РУБИН «ПАРВАТ»

Можно только гадать, произошла бы трагедия, связанная с рубином «Парват», если бы сэр Алворд Базингсток не женился на Маргарет Кеннеди. Однако характер сэра Алворда непременно толкнул бы его на брак с женщиной, похожей на Маргарет Кеннеди, если бы волей судеб сама Маргарет Кеннеди не появилась на свет. Ведь сэр Алворд был кротким человеком, в обществе молчаливым и предпочитавшим одиночество — короче говоря, самой Природой предназначенным в спутники женщине, которая говорила без умолку и любила вращаться в обществе. Юную Маргарет Кеннеди окружали претенденты на руку и сердце, потому что она была жизнерадостна, умна и прекрасно одевалась, а к тому же обладала годовым доходом в три тысячи фунтов. Правда, со временем она стала властной и неуживчивой, но поскольку сэр Алворд значительную часть из тридцати лет, последовавших за венчанием, посвятил исследованиям разнообразной не нанесенной на карту глуши, он, возможно, попросту не заметил этой перемены. Когда угасание жизненных сил положило конец его путешествиям, леди Гленкора Паллистер[2] предсказала, что супруги незамедлительно разъедутся, однако месяц проходил за месяцем, а воссоединившаяся пара продолжала являть все признаки взаимной привязанности, доказывая, что даже самые ревностные охотники за человеческими слабостями иной раз попадают пальцем в небо.
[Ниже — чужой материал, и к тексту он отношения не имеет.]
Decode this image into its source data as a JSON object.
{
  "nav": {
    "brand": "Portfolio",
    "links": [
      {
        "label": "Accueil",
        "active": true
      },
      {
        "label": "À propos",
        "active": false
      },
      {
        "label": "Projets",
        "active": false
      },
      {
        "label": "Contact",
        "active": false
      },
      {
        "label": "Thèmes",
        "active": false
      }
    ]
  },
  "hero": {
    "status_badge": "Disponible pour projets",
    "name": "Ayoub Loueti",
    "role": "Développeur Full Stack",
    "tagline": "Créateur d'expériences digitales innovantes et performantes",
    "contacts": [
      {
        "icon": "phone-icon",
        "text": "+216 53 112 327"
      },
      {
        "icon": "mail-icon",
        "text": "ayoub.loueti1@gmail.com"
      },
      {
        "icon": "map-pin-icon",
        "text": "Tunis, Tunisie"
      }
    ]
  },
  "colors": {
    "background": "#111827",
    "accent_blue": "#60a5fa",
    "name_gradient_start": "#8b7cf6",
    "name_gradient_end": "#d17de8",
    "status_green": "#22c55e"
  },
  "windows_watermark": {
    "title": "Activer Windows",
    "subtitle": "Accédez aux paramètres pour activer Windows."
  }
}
Года через два после возвращения из последнего путешествия сэр Алворд посетил свою сестру миссис Милдмей. Между миссис Милдмей и леди Базингсток давно возникла некоторая холодность, и все эти годы миссис Милдмей виделась с братом лишь изредка. А потому она была весьма удивлена, когда как- то вечером в начале лондонского сезона ее горничная доложила о сэре Алворде Базингстоке. В этот час следовало думать о том, что пора переодеваться к ужину, тем не менее она распорядилась, чтобы сэра Алворда проводили в гостиную, и встретила его сестринскими объятиями.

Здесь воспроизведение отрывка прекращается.